This table shows the aggregate assets and liabilities of hedge funds that file Form PF with the Securities and Exchange Commission. Unlike table B.101.f in the regular Financial Accounts publication, which reports assets and liabilities of domestic hedge funds only, this table presents data on all hedge funds that file Form PF, both domestic and foreign. The first part of the table reports the long position for the respective asset categories, with derivative exposure being excluded. The second part of the table reports the liability items, which detail the source of borrowing. A memo item reports total long derivative exposure.
Hedge funds are private funds that pool investors’ money and invest in a wide range of assets. Private funds are excluded from the definition of investment company under the Investment Company Act of 1940 by section 3(c)(1) or 3(c)(7) of that Act, and are therefore not subject to some regulations intended to protect investors. As a result, hedge funds are not included in the mutual fund sectors of the Financial Accounts. Hedge funds typically require a high minimum investment and are only open to accredited investors, such as wealthy individuals and institutional investors, for example, pension funds and insurance companies. Hedge funds typically have more flexible investment strategies than mutual funds and often employ leverage. Hedge funds hold a wide variety of asset types which can include derivatives, currencies, and real estate, in addition to equities and fixed income instruments. Investors in hedge funds can face limitations on redemptions of shares, which differs from the daily redemption requirements of mutual funds.

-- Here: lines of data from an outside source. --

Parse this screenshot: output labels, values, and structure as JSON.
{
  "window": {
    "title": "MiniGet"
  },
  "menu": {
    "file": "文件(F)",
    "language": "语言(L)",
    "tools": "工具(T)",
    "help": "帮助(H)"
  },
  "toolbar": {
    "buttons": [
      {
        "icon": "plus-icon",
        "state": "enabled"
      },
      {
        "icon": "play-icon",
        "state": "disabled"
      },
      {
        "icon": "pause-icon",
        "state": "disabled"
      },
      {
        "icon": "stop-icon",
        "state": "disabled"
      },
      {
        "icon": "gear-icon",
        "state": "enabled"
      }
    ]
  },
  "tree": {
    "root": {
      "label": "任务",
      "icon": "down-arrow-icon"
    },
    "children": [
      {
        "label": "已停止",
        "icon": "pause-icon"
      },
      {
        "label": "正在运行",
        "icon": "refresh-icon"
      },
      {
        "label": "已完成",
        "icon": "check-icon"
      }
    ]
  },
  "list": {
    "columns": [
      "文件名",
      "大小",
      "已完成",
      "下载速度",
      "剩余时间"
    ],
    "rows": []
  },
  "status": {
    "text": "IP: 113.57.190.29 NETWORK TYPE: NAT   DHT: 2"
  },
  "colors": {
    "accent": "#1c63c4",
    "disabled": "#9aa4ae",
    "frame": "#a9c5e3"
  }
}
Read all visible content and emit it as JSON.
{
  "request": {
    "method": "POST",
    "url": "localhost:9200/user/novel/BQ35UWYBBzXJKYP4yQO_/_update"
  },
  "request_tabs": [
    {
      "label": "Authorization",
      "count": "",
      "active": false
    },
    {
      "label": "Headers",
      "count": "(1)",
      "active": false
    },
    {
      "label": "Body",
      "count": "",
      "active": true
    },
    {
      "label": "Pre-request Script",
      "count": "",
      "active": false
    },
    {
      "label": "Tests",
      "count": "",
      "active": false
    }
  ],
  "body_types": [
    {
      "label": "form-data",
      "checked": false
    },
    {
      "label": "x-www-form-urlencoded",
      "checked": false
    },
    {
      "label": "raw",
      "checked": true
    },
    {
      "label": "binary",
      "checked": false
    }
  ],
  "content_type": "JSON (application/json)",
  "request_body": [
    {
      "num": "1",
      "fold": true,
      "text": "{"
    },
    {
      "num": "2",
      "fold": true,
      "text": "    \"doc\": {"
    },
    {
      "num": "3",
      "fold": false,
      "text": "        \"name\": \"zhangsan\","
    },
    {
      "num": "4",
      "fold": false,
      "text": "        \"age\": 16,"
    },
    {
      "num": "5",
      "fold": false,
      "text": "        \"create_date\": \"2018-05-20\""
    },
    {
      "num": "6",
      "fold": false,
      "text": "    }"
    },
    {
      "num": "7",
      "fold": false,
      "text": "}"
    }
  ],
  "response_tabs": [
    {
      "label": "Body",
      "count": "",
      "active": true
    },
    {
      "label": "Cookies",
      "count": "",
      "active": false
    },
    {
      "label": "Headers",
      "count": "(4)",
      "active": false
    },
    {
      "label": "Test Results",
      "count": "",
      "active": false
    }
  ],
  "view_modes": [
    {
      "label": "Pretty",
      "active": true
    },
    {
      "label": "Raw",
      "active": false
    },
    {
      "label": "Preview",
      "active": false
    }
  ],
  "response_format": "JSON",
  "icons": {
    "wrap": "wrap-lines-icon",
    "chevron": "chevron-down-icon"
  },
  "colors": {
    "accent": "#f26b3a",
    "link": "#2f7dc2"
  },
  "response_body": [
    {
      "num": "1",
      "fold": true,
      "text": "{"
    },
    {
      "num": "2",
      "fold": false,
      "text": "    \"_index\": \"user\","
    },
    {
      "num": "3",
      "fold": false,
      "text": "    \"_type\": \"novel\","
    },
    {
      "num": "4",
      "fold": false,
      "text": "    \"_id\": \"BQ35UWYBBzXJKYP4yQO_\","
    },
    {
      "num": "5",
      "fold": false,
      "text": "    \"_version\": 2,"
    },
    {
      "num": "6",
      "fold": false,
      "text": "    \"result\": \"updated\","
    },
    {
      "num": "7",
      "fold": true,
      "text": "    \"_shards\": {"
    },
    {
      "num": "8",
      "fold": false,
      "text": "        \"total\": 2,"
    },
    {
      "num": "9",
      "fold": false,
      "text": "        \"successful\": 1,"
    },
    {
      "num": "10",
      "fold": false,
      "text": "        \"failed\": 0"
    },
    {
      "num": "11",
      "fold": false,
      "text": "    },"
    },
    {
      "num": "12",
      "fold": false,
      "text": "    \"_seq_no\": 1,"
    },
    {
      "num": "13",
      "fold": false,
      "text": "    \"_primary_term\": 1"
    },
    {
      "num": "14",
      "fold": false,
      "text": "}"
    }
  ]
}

Hedge funds must file Form PF if they have investment advisors that are registered or are required to register with the Securities and Exchange Commission (SEC), manage one or more private funds, and have at least $150 million in private fund assets under management. Smaller hedge funds file Form PF annually while qualifying hedge funds - those with at least $500 million in assets under management - must file quarterly and report more detail on their assets and liabilities. Commodity pools that elect to file Form PF as hedge funds are included.
Different methodological choices and revisions to Form PF filings can lead to small differences between the hedge funds’ aggregate balance sheet presented here and the SEC’s private fund statistics. The technical Q&A of the Financial Accounts provides more detail on how the hedge fund balance sheet is estimated. The methodology used to estimate the split of the gross asset value on different instruments includes information from Question 26 and 30 of Form PF.
The hedge funds sector has not been fully incorporated in the regular Financial Accounts publication. Hedge funds domiciled abroad are included in the rest of the world sector. In contrast, the assets of domestic hedge funds are usually assigned to the household sector, which is a residual holder on many instruments.